Я в детстве еще полюбил костры: ночью у чабанов на берегу реки, у подножия скал, на вершинах окрестных гор или даже в камнях домашнего очага. Я знаю, что разжечь костер — половина дела, что гораздо труднее его поддерживать и хранить в течение долгой ненастной ночи.

Я чувствую, что в сердце моем есть огонь. Но что мне сделать, как мне себя вести, чтобы мой огонь не зачах, не угас раньше времени, до того, как он успеет кого-нибудь обогреть и кому-нибудь осветить дорогу во тьме? Что я должен делать, чтобы сберечь и укрепить свой талант?

Из воспоминаний отца. Один горец пришел к отцу и сказал:

— Я попробовал и убедился, что могу сочинять. Но я не знаю, что нужно, чтобы писать настоящие стихи.

Отец ответил:

— Мало уметь настроить скрипку, нужно уметь на ней играть. Мало иметь поле, нужно уметь его обработать и засеять.

— Что же мне делать, чтобы писать стихи?

— Как это что? Работать.

РАБОТА

Кто думает, работа наша — мед,

Пусть в Кубачи хоть на денек придет.

Надпись на кубачинском изделии

Я — негр своих стихов. Весь божий день

Я спину гну, стирая пот устало.

А им, моим хозяевам, все мало:

И в час ночной меня гонять не лень.

Я рикша — и оглобли с двух сторон

Мне кожу трут, и бесконечна тряска,

И тяжелее с каждым днем коляска,

В которую навек я запряжен.

Перевел Н. Гребнев

Этот случай произошел давно, но я его и сейчас помню так же отчетливо и ясно, как будто он произошел вчера.

Я даже описал его в своей поэме, но не могу не вспомнить и здесь.

Никому не известным сыном дагестанского поэта Гамзата я покинул аул и уехал сначала в Махачкалу, а затем в Москву. Прошли годы. Я окончил Литературный институт, выпустил десять сборников стихотворений. За один из них получил Сталинскую премию. Сыграл свадьбу. Одним словом, стал поэтом Расулом Гамзатовым. Тогда-то я надумал вновь посетить свой аул.

Целыми днями я бродил по тем местам, где бегал мальчиком, смотрел на скалы, на пещеры, говорил с людьми, слушал песни ручьев, молчаливо сидел на кладбище и вновь бродил по полям.

В Америке на заводе Форда я видел испытательную горку, на которой проверяют выпущенные автомобили. Для писателей такой проверочной горкой должно быть то место, где он родился.

Женщины возвращались домой с прополки пшеницы. Усталые и запыленные, с исколотыми и изрезанными острой травой руками, они присели отдохнуть около дороги. Я подошел к ним.

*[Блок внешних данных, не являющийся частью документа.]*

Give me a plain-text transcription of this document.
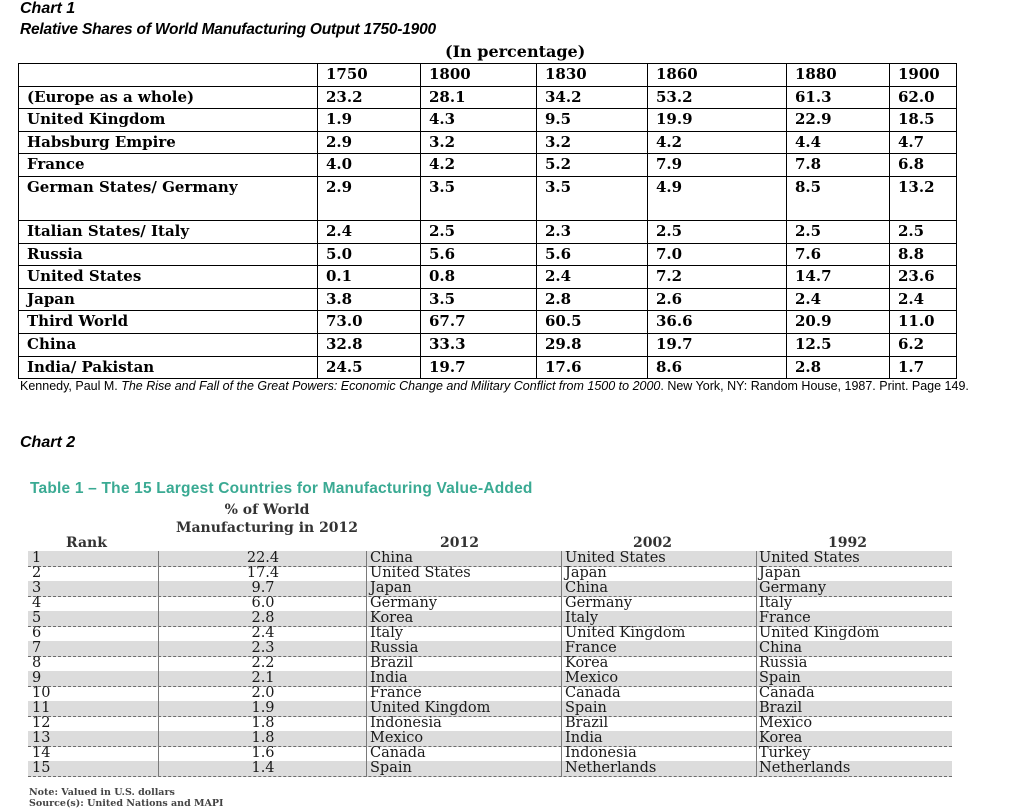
Chart 1
Relative Shares of World Manufacturing Output 1750-1900
(In percentage)
	1750	1800	1830	1860	1880	1900
(Europe as a whole)	23.2	28.1	34.2	53.2	61.3	62.0
United Kingdom	1.9	4.3	9.5	19.9	22.9	18.5
Habsburg Empire	2.9	3.2	3.2	4.2	4.4	4.7
France	4.0	4.2	5.2	7.9	7.8	6.8
German States/ Germany	2.9	3.5	3.5	4.9	8.5	13.2
Italian States/ Italy	2.4	2.5	2.3	2.5	2.5	2.5
Russia	5.0	5.6	5.6	7.0	7.6	8.8
United States	0.1	0.8	2.4	7.2	14.7	23.6
Japan	3.8	3.5	2.8	2.6	2.4	2.4
Third World	73.0	67.7	60.5	36.6	20.9	11.0
China	32.8	33.3	29.8	19.7	12.5	6.2
India/ Pakistan	24.5	19.7	17.6	8.6	2.8	1.7
Kennedy, Paul M. The Rise and Fall of the Great Powers: Economic Change and Military Conflict from 1500 to 2000. New York, NY: Random House, 1987. Print. Page 149.
Chart 2
Table 1 – The 15 Largest Countries for Manufacturing Value-Added
Rank
% of World Manufacturing in 2012
2012	2002	1992
1	22.4	China	United States	United States
2	17.4	United States	Japan	Japan
3	9.7	Japan	China	Germany
4	6.0	Germany	Germany	Italy
5	2.8	Korea	Italy	France
6	2.4	Italy	United Kingdom	United Kingdom
7	2.3	Russia	France	China
8	2.2	Brazil	Korea	Russia
9	2.1	India	Mexico	Spain
10	2.0	France	Canada	Canada
11	1.9	United Kingdom	Spain	Brazil
12	1.8	Indonesia	Brazil	Mexico
13	1.8	Mexico	India	Korea
14	1.6	Canada	Indonesia	Turkey
15	1.4	Spain	Netherlands	Netherlands
Note: Valued in U.S. dollars
Source(s): United Nations and MAPI
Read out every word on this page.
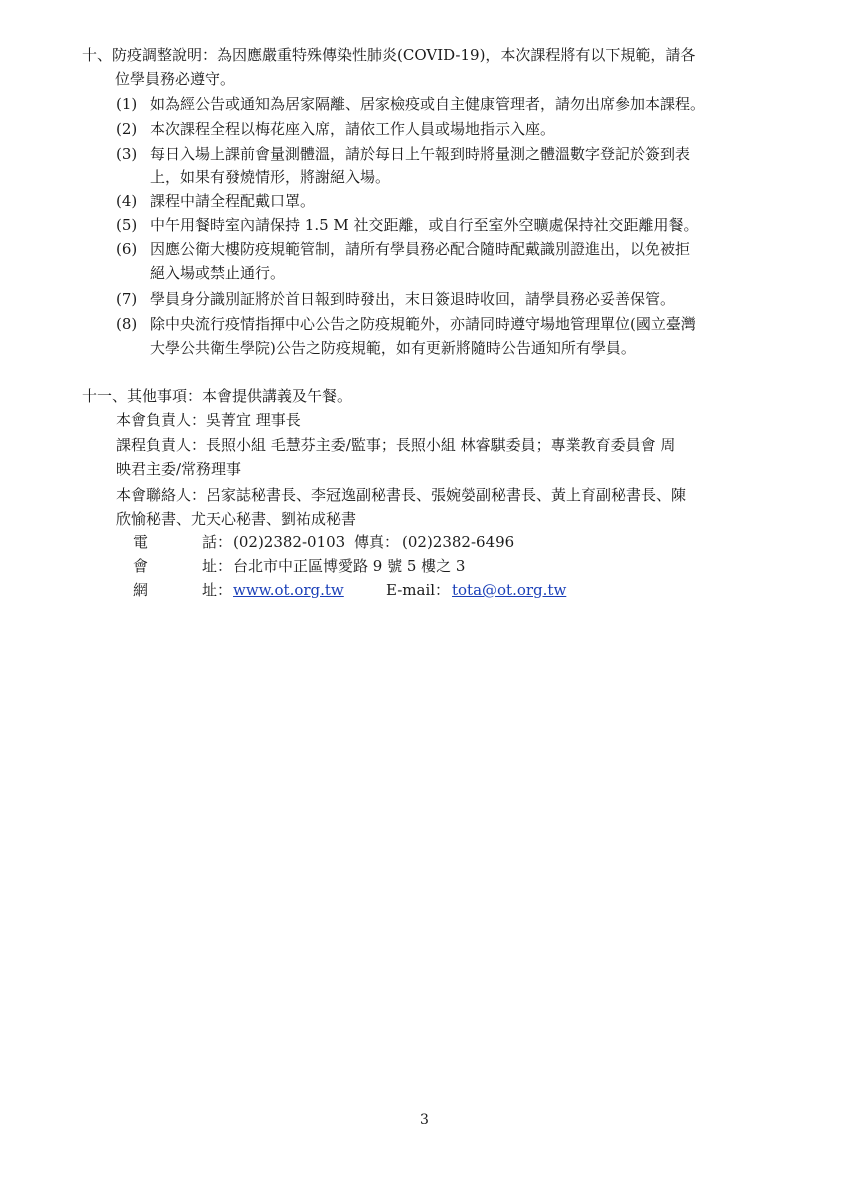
十、防疫調整說明：為因應嚴重特殊傳染性肺炎(COVID-19)，本次課程將有以下規範，請各
位學員務必遵守。
(1) 如為經公告或通知為居家隔離、居家檢疫或自主健康管理者，請勿出席參加本課程。
(2) 本次課程全程以梅花座入席，請依工作人員或場地指示入座。
(3) 每日入場上課前會量測體溫，請於每日上午報到時將量測之體溫數字登記於簽到表
上，如果有發燒情形，將謝絕入場。
(4) 課程中請全程配戴口罩。
(5) 中午用餐時室內請保持 1.5 M 社交距離，或自行至室外空曠處保持社交距離用餐。
(6) 因應公衛大樓防疫規範管制，請所有學員務必配合隨時配戴識別證進出，以免被拒
絕入場或禁止通行。
(7) 學員身分識別証將於首日報到時發出，末日簽退時收回，請學員務必妥善保管。
(8) 除中央流行疫情指揮中心公告之防疫規範外，亦請同時遵守場地管理單位(國立臺灣
大學公共衛生學院)公告之防疫規範，如有更新將隨時公告通知所有學員。
十一、其他事項：本會提供講義及午餐。
本會負責人：吳菁宜 理事長
課程負責人：長照小組 毛慧芬主委/監事；長照小組 林睿騏委員；專業教育委員會 周
映君主委/常務理事
本會聯絡人：呂家誌秘書長、李冠逸副秘書長、張婉嫈副秘書長、黃上育副秘書長、陳
欣愉秘書、尤天心秘書、劉祐成秘書
電	話： (02)2382-0103 傳真： (02)2382-6496
會	址： 台北市中正區博愛路 9 號 5 樓之 3
網	址： www.ot.org.tw	E-mail： tota@ot.org.tw
3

То ли они заметили меня и начали говорить обо мне, то ли у них шел давний разговор, но я вдруг услышал, как женщина, вытирая пот со лба пучком травы, сказала:

— Если бы меня спросили, чего я хочу больше всего, я сказала бы: беззаботное сердце и легкую долю Расула Гамзатова.

— А что, у Расула вместо сердца — кусок сыра, и оно никогда не болит? — вступилась за меня моя родственница.

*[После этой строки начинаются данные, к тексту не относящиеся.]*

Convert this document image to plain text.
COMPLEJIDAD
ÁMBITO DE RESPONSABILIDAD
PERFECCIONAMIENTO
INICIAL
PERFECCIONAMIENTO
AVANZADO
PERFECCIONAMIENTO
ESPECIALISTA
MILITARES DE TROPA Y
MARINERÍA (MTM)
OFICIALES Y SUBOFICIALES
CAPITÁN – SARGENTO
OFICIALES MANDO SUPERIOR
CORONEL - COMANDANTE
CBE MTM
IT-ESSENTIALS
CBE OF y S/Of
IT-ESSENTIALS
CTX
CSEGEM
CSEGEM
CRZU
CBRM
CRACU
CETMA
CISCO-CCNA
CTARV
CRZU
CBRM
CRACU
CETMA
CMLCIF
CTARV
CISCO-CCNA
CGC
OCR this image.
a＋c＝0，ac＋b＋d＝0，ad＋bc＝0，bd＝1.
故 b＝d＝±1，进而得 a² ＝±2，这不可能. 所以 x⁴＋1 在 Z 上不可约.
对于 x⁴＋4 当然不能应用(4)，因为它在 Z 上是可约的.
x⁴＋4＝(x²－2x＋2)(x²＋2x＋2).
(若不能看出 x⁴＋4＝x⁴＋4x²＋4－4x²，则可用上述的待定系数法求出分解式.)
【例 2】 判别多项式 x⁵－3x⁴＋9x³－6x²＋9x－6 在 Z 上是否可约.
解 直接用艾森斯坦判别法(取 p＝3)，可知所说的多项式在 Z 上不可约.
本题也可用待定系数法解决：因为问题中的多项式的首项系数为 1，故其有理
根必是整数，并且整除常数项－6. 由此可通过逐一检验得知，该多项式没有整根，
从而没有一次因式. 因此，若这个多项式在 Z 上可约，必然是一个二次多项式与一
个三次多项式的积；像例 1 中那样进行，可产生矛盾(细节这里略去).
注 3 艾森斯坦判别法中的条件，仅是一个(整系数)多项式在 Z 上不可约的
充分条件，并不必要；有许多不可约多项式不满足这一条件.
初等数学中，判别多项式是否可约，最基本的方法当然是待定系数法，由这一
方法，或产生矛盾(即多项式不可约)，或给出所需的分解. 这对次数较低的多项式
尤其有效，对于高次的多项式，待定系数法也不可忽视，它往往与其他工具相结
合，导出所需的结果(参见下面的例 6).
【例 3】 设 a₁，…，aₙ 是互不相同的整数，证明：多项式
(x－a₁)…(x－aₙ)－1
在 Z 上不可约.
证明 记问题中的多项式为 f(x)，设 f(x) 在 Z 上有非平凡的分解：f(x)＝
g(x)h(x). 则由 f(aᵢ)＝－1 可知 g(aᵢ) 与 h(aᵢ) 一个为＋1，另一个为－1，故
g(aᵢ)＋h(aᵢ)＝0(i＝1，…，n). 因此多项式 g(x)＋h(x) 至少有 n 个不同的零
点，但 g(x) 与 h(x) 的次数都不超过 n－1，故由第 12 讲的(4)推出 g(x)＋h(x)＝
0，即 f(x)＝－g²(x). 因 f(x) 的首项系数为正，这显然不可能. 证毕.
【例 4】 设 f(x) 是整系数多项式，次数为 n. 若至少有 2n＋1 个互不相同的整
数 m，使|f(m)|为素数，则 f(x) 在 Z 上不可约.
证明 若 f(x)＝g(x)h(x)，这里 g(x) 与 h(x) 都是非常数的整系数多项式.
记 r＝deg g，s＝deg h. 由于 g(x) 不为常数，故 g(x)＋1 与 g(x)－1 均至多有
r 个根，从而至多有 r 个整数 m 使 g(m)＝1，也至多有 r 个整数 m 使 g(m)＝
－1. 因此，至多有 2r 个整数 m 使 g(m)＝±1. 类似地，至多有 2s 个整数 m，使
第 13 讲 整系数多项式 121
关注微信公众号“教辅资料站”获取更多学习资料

— Может быть, и не кусок сыра, но все же ему не приходится полоть пшеницу. Колхозный колокол не зовет его на работу и не разрешает идти на обед. Он не знает, что такое трудодень, как его заработать и сколько на него дают. Пишет себе — трень-брень, трали-вали, дингир-дангарчу… О чем же ему беспокоиться? О чем может болеть его сердце? Я не пожелала бы лучшей доли!

Добрая женщина! Как расскажу я ей о своей работе, о беспрерывности и тяжести своего труда?

С грустными думами шел я с поля в аул. На аульском годекане грели холодные камни седовласые старейшины аула. Они мирно беседовали между собой о земле, о будущем урожае, о горах, о пастбищах, о болезнях и травах, о прошлых днях нашего аула. Я подошел к ним, поздоровался и тоже присел на камень.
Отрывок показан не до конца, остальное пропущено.